Au milieu de ses camarades, le caporal Moussa Dansako attend au fond de sa tranchée sommairement aménagée l’instant où il faudra s’élancer. Ces journées d’automne sur le plateau au nord de Verdun sont glaciales et font souffrir les soldats du 36e Bataillon de Tirailleurs sénégalais. À quoi peuvent bien penser ces hommes grelottants issus du Sénégal, du Mali, du Niger, de Guinée, du Burkina Faso… À leur famille, à leur village ? Certains à leur engagement sincère pour la France qui prend en cet instant une tournure particulièrement dramatique, d’autres, majoritaires, à la manière dont ils ont été recrutés, sous la menace ou par la violence.
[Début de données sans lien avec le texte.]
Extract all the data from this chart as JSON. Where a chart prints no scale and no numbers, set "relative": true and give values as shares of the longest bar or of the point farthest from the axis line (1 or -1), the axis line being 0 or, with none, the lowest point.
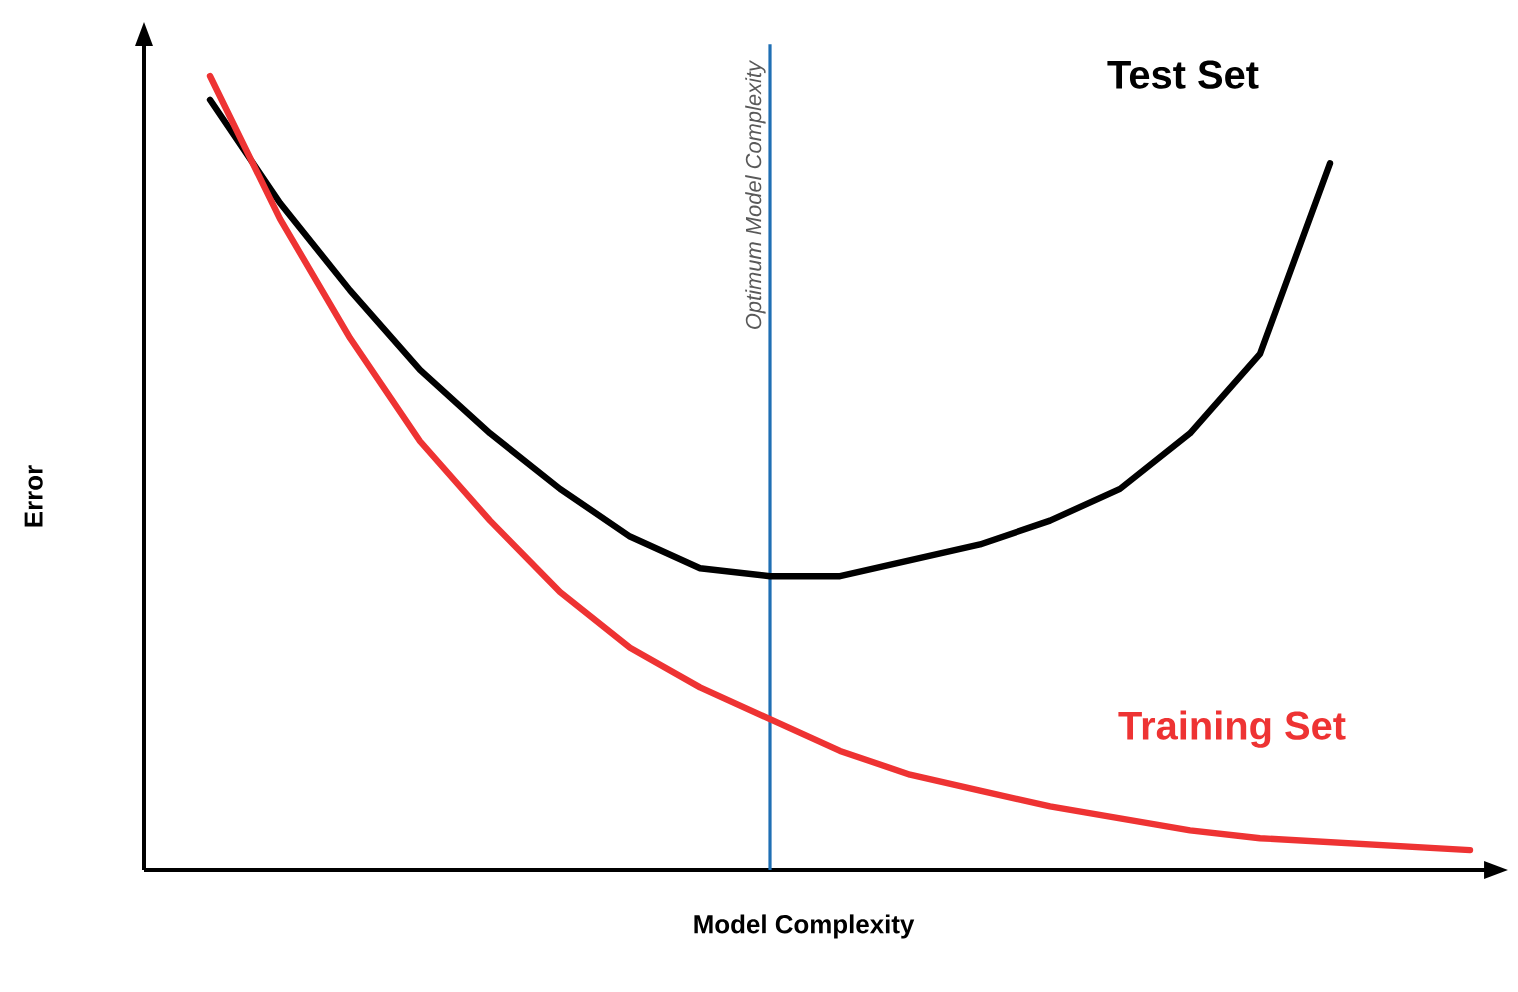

Beaucoup, comme Dansako, se demandent bien ce qu’ils font ici, dans la boue et le froid, en ce 24 octobre 1916. L’intensité des explosions ramène le caporal à la réalité : l’attaque est imminente.
A 11h40, paralysés par le froid et la peur, Dansako et ses camarades se hissent par-dessus le parapet de la tranchée, s'élançant vers leur destin. Mais au bout de deux heures, la progression est arrêtée par des tirs ennemis partant du ravin de la Fausse-Côte. Ordre leur est donné de nettoyer les nids de mitrailleuses allemands. Le combat est féroce, les pieds dans la boue, sous une grêle de balles, au milieu des explosions de grenades. Dans le tumulte, le caporal Moussa Dansako fait preuve d’un très grand courage. Quatre fois de suite, et malgré une blessure, il se porte au secours de camarades blessés pour les transporter plus en arrière. Dans l’après-midi, la mission des tirailleurs est accomplie. Le ravin est dégagé. 84 tirailleurs du 36e BTS ont été tués et blessés.
Dansako et ses camarades sont relevés la nuit du 25 au 26 octobre 1916. Ils avaient participé à la grande offensive qui avait permis de reprendre le fort de Douaumont.
Il s’appelait Moussa Dansako : était-il Malien, Sénégalais, Nigérien, Guinéen, Burkinabé ? Son nom même avait-il bien été retranscrit par les recruteurs français ? Son souvenir était comme perdu dans le brouillard de cette journée du 24 octobre 1916. Son destin émerge, plus de cent ans plus tard, des brumes de l’Histoire.